[180] in Moira
Re: [pvg@ATHENA.MIT.EDU: vax 7.1H: chpobox]
daemon@ATHENA.MIT.EDU (Jerome H Saltzer)
Wed Oct 17 21:55:27 1990
Date: Wed, 17 Oct 90 21:54:30 EDT
To: Mark Rosenstein <mar@mit.edu>
In-Reply-To: Mark Rosenstein <mar@mit.edu>'s message of Wed, 17 Oct 90 17:58:30 -0400
From: Jerome H Saltzer <Saltzer@mit.edu>
Cc: bug-moira@ATHENA.MIT.EDU
> Your mailer shouldn't care if you login name is in uppercase or not.
> RFC822 (the standard for internet mail) specifies this.
Mark,
As a case-preservation fanatic, I can't let that one slip by.
My copy of RFC822 (it is dated August 13, 1982--has it been amended
since?) in Section 3.4.7 specifies that all fields are to be
case-insensitive except for a short list of specific items that
"require preservation of case information". The short list includes
the local-part of addresses except for the address "Postmaster",
which is required to be case-insensitive.
It is hard to require anything different, because local-part is for
convenience usually made congruent to the person's login id, and the
allowable syntax for a login id is specified by each system on its
own.
Whether or not it is silly for systems to have case-sensitive login
id's is a different question.
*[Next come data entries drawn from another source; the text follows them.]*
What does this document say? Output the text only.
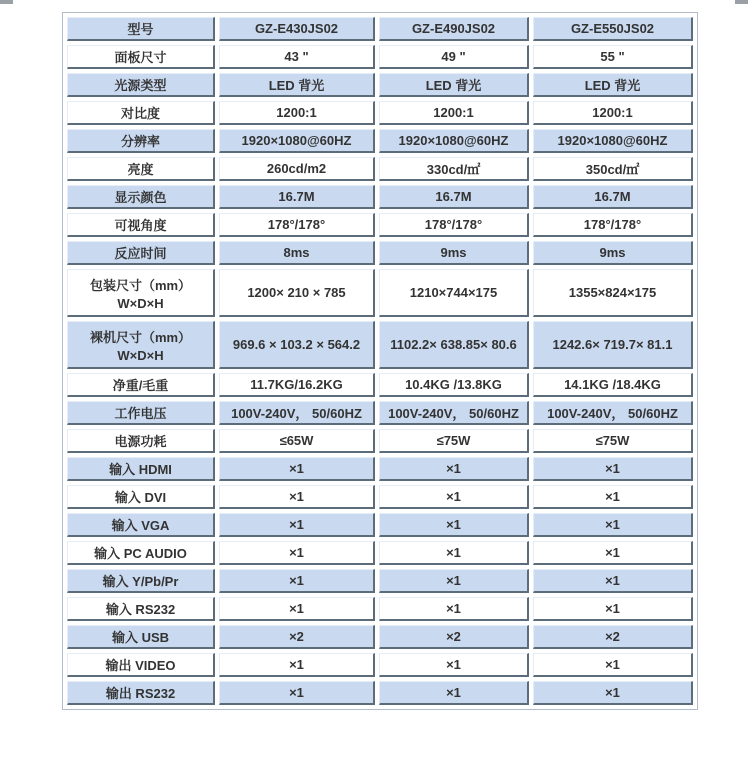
型号	GZ-E430JS02	GZ-E490JS02	GZ-E550JS02

面板尺寸	43 "	49 "	55 "

光源类型	LED 背光	LED 背光	LED 背光

对比度	1200:1	1200:1	1200:1

分辨率	1920×1080@60HZ	1920×1080@60HZ	1920×1080@60HZ

亮度	260cd/m2	330cd/㎡	350cd/㎡

显示颜色	16.7M	16.7M	16.7M

可视角度	178°/178°	178°/178°	178°/178°

反应时间	8ms	9ms	9ms

包装尺寸（mm）
W×D×H	1200× 210 × 785	1210×744×175	1355×824×175

裸机尺寸（mm）
W×D×H	969.6 × 103.2 × 564.2	1102.2× 638.85× 80.6	1242.6× 719.7× 81.1

净重/毛重	11.7KG/16.2KG	10.4KG /13.8KG	14.1KG /18.4KG

工作电压	100V-240V， 50/60HZ	100V-240V， 50/60HZ	100V-240V， 50/60HZ

电源功耗	≤65W	≤75W	≤75W

输入 HDMI	×1	×1	×1

输入 DVI	×1	×1	×1

输入 VGA	×1	×1	×1

输入 PC AUDIO	×1	×1	×1

输入 Y/Pb/Pr	×1	×1	×1

输入 RS232	×1	×1	×1

输入 USB	×2	×2	×2

输出 VIDEO	×1	×1	×1

输出 RS232	×1	×1	×1
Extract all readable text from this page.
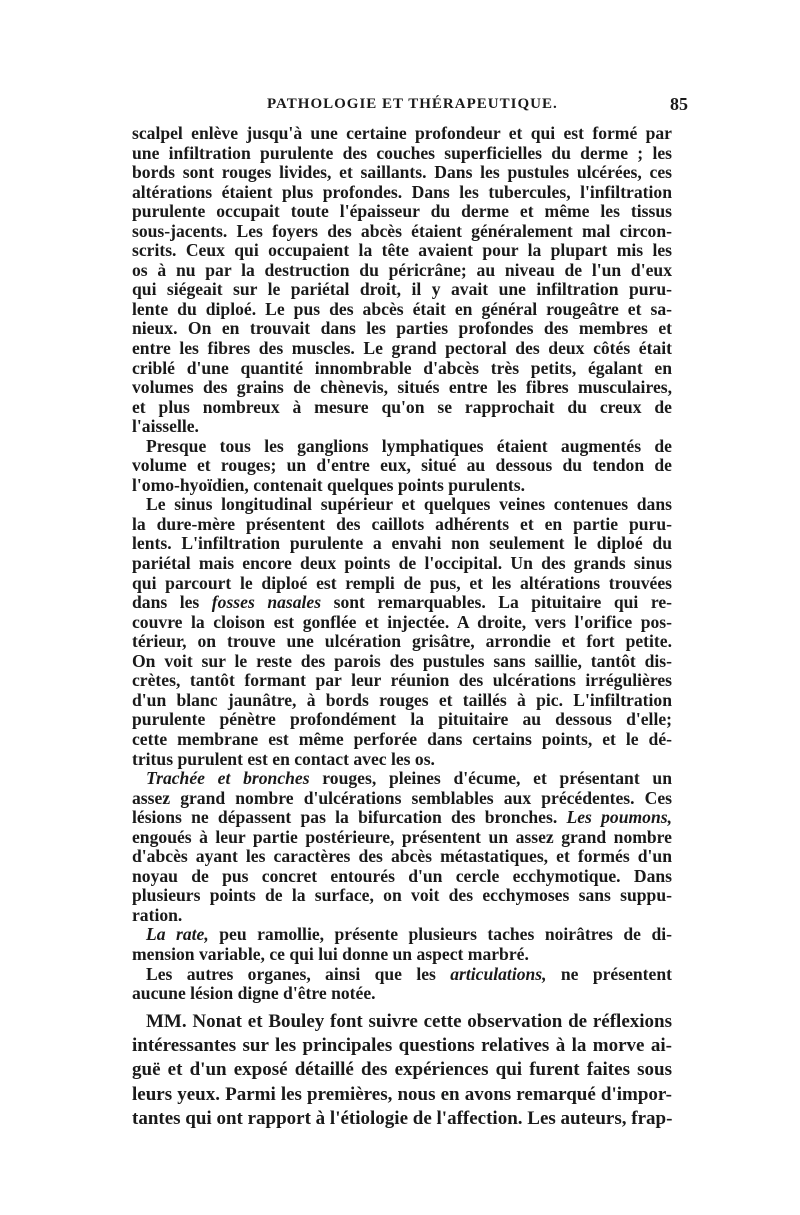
PATHOLOGIE ET THÉRAPEUTIQUE.	85
scalpel enlève jusqu'à une certaine profondeur et qui est formé par
une infiltration purulente des couches superficielles du derme ; les
bords sont rouges livides, et saillants. Dans les pustules ulcérées, ces
altérations étaient plus profondes. Dans les tubercules, l'infiltration
purulente occupait toute l'épaisseur du derme et même les tissus
sous-jacents. Les foyers des abcès étaient généralement mal circon-
scrits. Ceux qui occupaient la tête avaient pour la plupart mis les
os à nu par la destruction du péricrâne; au niveau de l'un d'eux
qui siégeait sur le pariétal droit, il y avait une infiltration puru-
lente du diploé. Le pus des abcès était en général rougeâtre et sa-
nieux. On en trouvait dans les parties profondes des membres et
entre les fibres des muscles. Le grand pectoral des deux côtés était
criblé d'une quantité innombrable d'abcès très petits, égalant en
volumes des grains de chènevis, situés entre les fibres musculaires,
et plus nombreux à mesure qu'on se rapprochait du creux de
l'aisselle.
Presque tous les ganglions lymphatiques étaient augmentés de
volume et rouges; un d'entre eux, situé au dessous du tendon de
l'omo-hyoïdien, contenait quelques points purulents.
Le sinus longitudinal supérieur et quelques veines contenues dans
la dure-mère présentent des caillots adhérents et en partie puru-
lents. L'infiltration purulente a envahi non seulement le diploé du
pariétal mais encore deux points de l'occipital. Un des grands sinus
qui parcourt le diploé est rempli de pus, et les altérations trouvées
dans les fosses nasales sont remarquables. La pituitaire qui re-
couvre la cloison est gonflée et injectée. A droite, vers l'orifice pos-
térieur, on trouve une ulcération grisâtre, arrondie et fort petite.
On voit sur le reste des parois des pustules sans saillie, tantôt dis-
crètes, tantôt formant par leur réunion des ulcérations irrégulières
d'un blanc jaunâtre, à bords rouges et taillés à pic. L'infiltration
purulente pénètre profondément la pituitaire au dessous d'elle;
cette membrane est même perforée dans certains points, et le dé-
tritus purulent est en contact avec les os.
Trachée et bronches rouges, pleines d'écume, et présentant un
assez grand nombre d'ulcérations semblables aux précédentes. Ces
lésions ne dépassent pas la bifurcation des bronches. Les poumons,
engoués à leur partie postérieure, présentent un assez grand nombre
d'abcès ayant les caractères des abcès métastatiques, et formés d'un
noyau de pus concret entourés d'un cercle ecchymotique. Dans
plusieurs points de la surface, on voit des ecchymoses sans suppu-
ration.
La rate, peu ramollie, présente plusieurs taches noirâtres de di-
mension variable, ce qui lui donne un aspect marbré.
Les autres organes, ainsi que les articulations, ne présentent
aucune lésion digne d'être notée.
MM. Nonat et Bouley font suivre cette observation de réflexions
intéressantes sur les principales questions relatives à la morve ai-
guë et d'un exposé détaillé des expériences qui furent faites sous
leurs yeux. Parmi les premières, nous en avons remarqué d'impor-
tantes qui ont rapport à l'étiologie de l'affection. Les auteurs, frap-
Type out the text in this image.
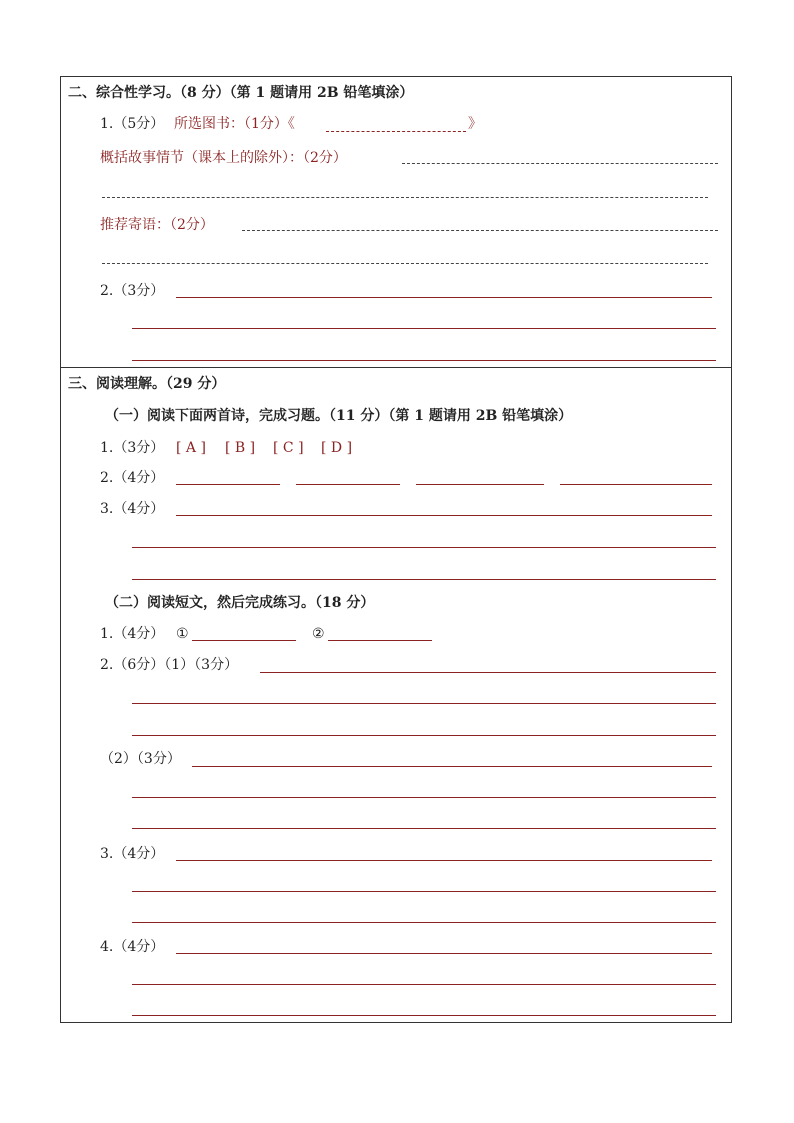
二、综合性学习。（8 分）（第 1 题请用 2B 铅笔填涂）
1.（5分） 所选图书：（1分）《	》
概括故事情节（课本上的除外）：（2分）
推荐寄语：（2分）
2.（3分）
三、阅读理解。（29 分）
（一）阅读下面两首诗，完成习题。（11 分）（第 1 题请用 2B 铅笔填涂）
1.（3分） [ A ] [ B ] [ C ] [ D ]
2.（4分）
3.（4分）
（二）阅读短文，然后完成练习。（18 分）
1.（4分） ①	②
2.（6分）（1）（3分）
（2）（3分）
3.（4分）
4.（4分）
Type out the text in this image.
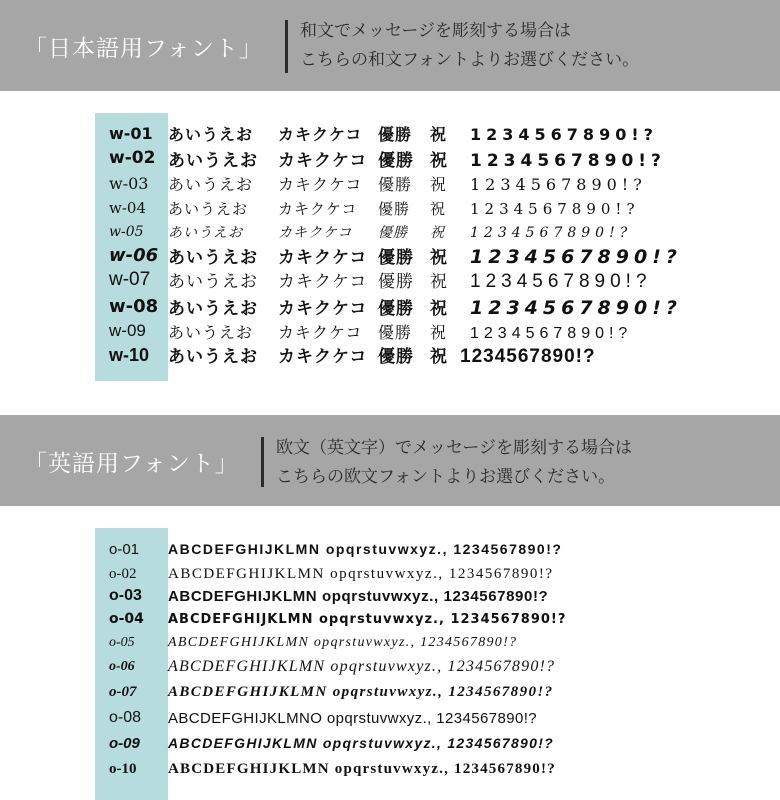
「日本語用フォント」
和文でメッセージを彫刻する場合は
こちらの和文フォントよりお選びください。
w-01 あいうえお カキクケコ 優勝 祝 1234567890!?
w-02 あいうえお カキクケコ 優勝 祝 1234567890!?
w-03	あいうえお カキクケコ 優勝 祝 1234567890!?
w-04	あいうえお カキクケコ 優勝 祝 1234567890!?
w-05	あいうえお	カキクケコ 優勝 祝 1234567890!?
w-06 あいうえお カキクケコ 優勝 祝 1234567890!?
w-07	あいうえお カキクケコ 優勝 祝 1234567890!?
w-08 あいうえお カキクケコ 優勝 祝 1234567890!?
w-09	あいうえお カキクケコ 優勝 祝 1234567890!?
w-10	あいうえお カキクケコ 優勝 祝 1234567890!?
「英語用フォント」
欧文（英文字）でメッセージを彫刻する場合は
こちらの欧文フォントよりお選びください。
o-01	ABCDEFGHIJKLMN opqrstuvwxyz., 1234567890!?
o-02	ABCDEFGHIJKLMN opqrstuvwxyz., 1234567890!?
o-03	ABCDEFGHIJKLMN opqrstuvwxyz., 1234567890!?
o-04	ABCDEFGHIJKLMN opqrstuvwxyz., 1234567890!?
o-05	ABCDEFGHIJKLMN opqrstuvwxyz., 1234567890!?
o-06	ABCDEFGHIJKLMN opqrstuvwxyz., 1234567890!?
o-07	ABCDEFGHIJKLMN opqrstuvwxyz., 1234567890!?
o-08	ABCDEFGHIJKLMNO opqrstuvwxyz., 1234567890!?
o-09	ABCDEFGHIJKLMN opqrstuvwxyz., 1234567890!?
o-10	ABCDEFGHIJKLMN opqrstuvwxyz., 1234567890!?
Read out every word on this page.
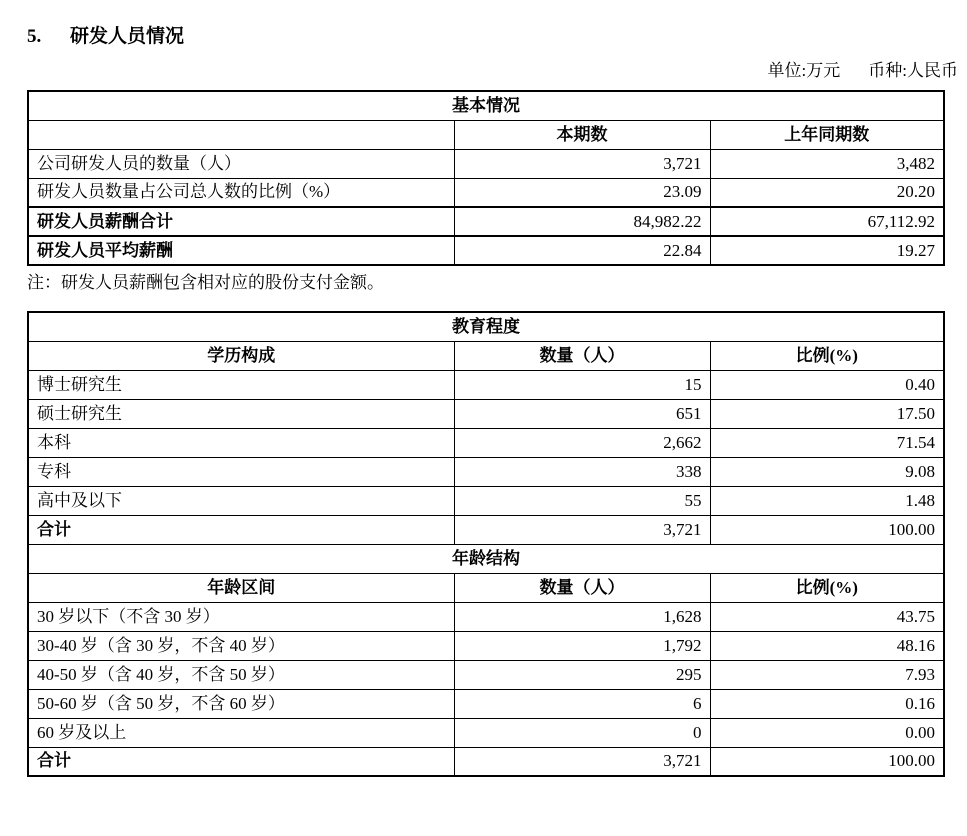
5. 研发人员情况
单位:万元 币种:人民币
基本情况		
	本期数	上年同期数
公司研发人员的数量（人）	3,721	3,482
研发人员数量占公司总人数的比例（%）	23.09	20.20
研发人员薪酬合计	84,982.22	67,112.92
研发人员平均薪酬	22.84	19.27
注：研发人员薪酬包含相对应的股份支付金额。
教育程度		
学历构成	数量（人）	比例(%)
博士研究生	15	0.40
硕士研究生	651	17.50
本科	2,662	71.54
专科	338	9.08
高中及以下	55	1.48
合计	3,721	100.00
年龄结构		
年龄区间	数量（人）	比例(%)
30 岁以下（不含 30 岁）	1,628	43.75
30-40 岁（含 30 岁，不含 40 岁）	1,792	48.16
40-50 岁（含 40 岁，不含 50 岁）	295	7.93
50-60 岁（含 50 岁，不含 60 岁）	6	0.16
60 岁及以上	0	0.00
合计	3,721	100.00
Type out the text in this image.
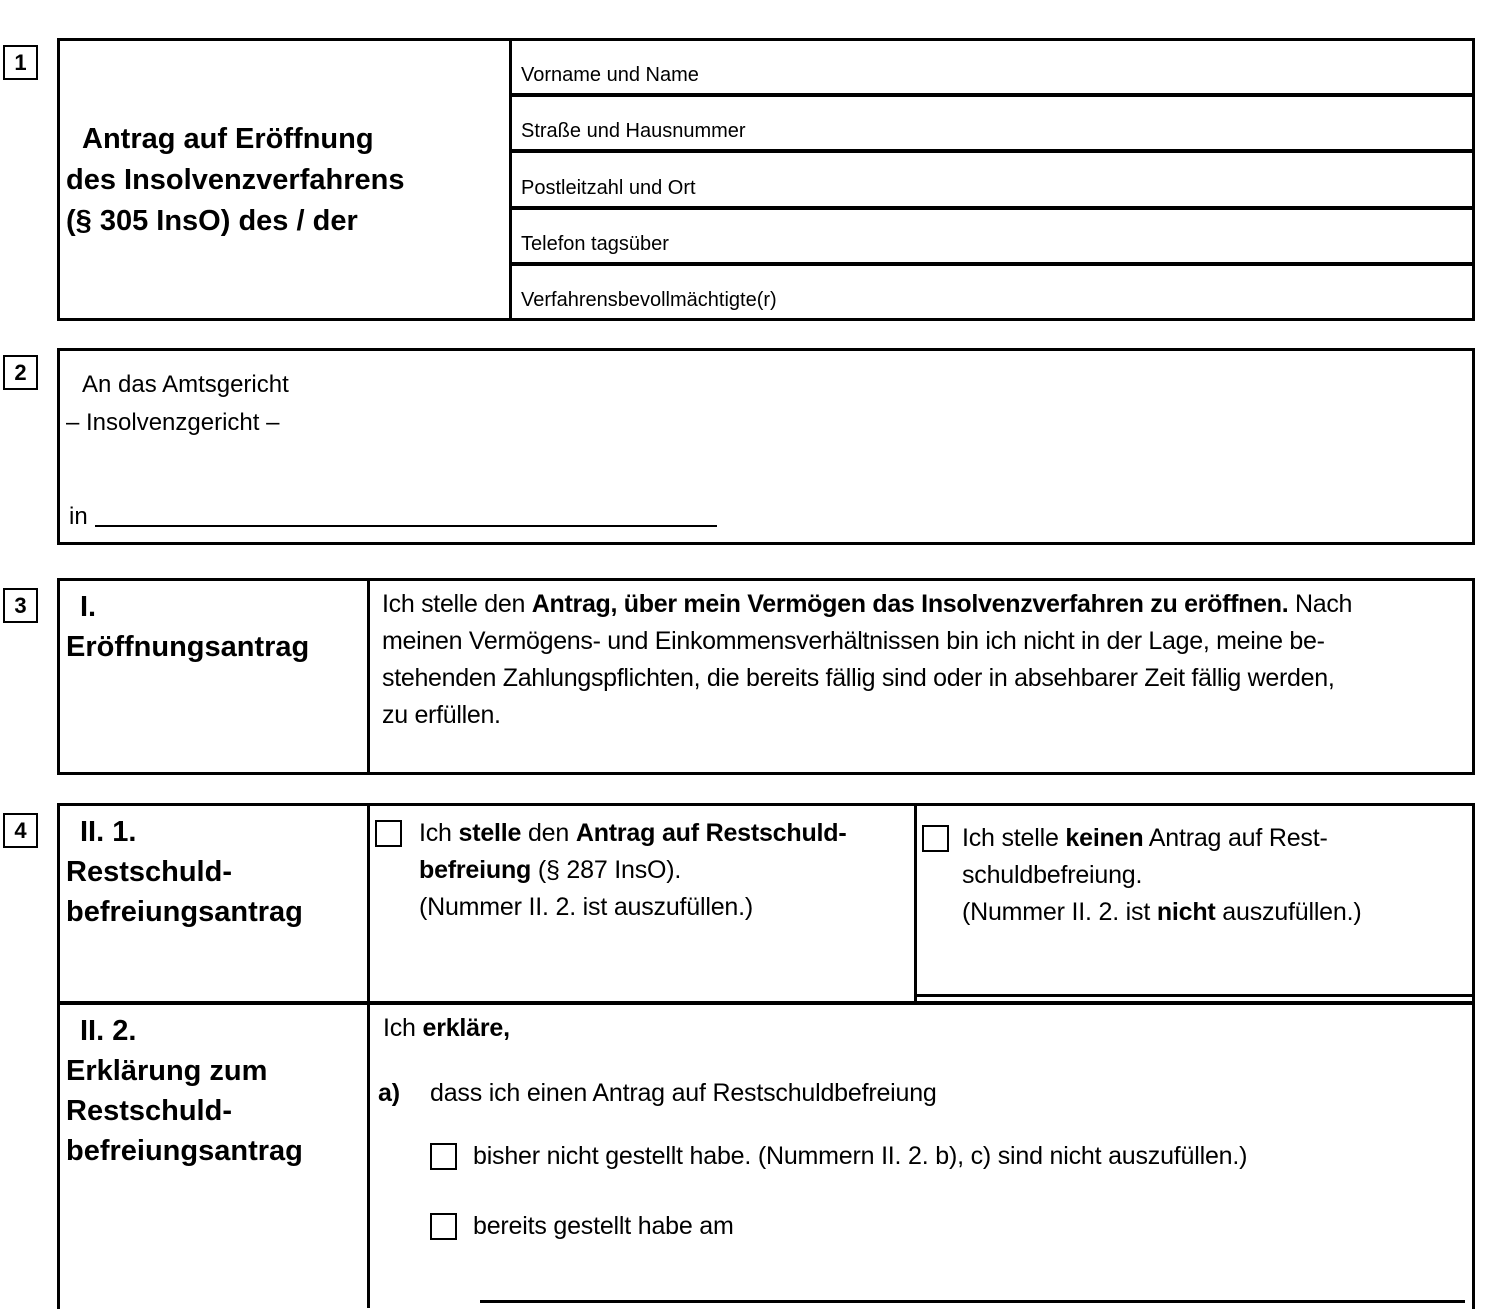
1
Antrag auf Eröffnung
des Insolvenzverfahrens
(§ 305 InsO) des / der
Vorname und Name
Straße und Hausnummer
Postleitzahl und Ort
Telefon tagsüber
Verfahrensbevollmächtigte(r)
2	An das Amtsgericht
– Insolvenzgericht –
in
3	I.
Eröffnungsantrag
Ich stelle den Antrag, über mein Vermögen das Insolvenzverfahren zu eröffnen. Nach
meinen Vermögens- und Einkommensverhältnissen bin ich nicht in der Lage, meine be-
stehenden Zahlungspflichten, die bereits fällig sind oder in absehbarer Zeit fällig werden,
zu erfüllen.
4	II. 1.
Restschuld-
befreiungsantrag
Ich stelle den Antrag auf Restschuld-
befreiung (§ 287 InsO).
(Nummer II. 2. ist auszufüllen.)
Ich stelle keinen Antrag auf Rest-
schuldbefreiung.
(Nummer II. 2. ist nicht auszufüllen.)
II. 2.
Erklärung zum
Restschuld-
befreiungsantrag
Ich erkläre,
a)	dass ich einen Antrag auf Restschuldbefreiung
bisher nicht gestellt habe. (Nummern II. 2. b), c) sind nicht auszufüllen.)
bereits gestellt habe am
They got that way because in the early
days (UNIX inherited this bug from Multics), we confused
case-preserving with case-sensitive, and we implemented the latter
when we really wanted the former. The proper human-engineered
interface is that mail/login id's (and also file names) should be
case-preserving, so that names and ID's always display the way people
like to see them, but that all comparisons of those names should be
be case-insensitive, so that people don't make mistakes in matching.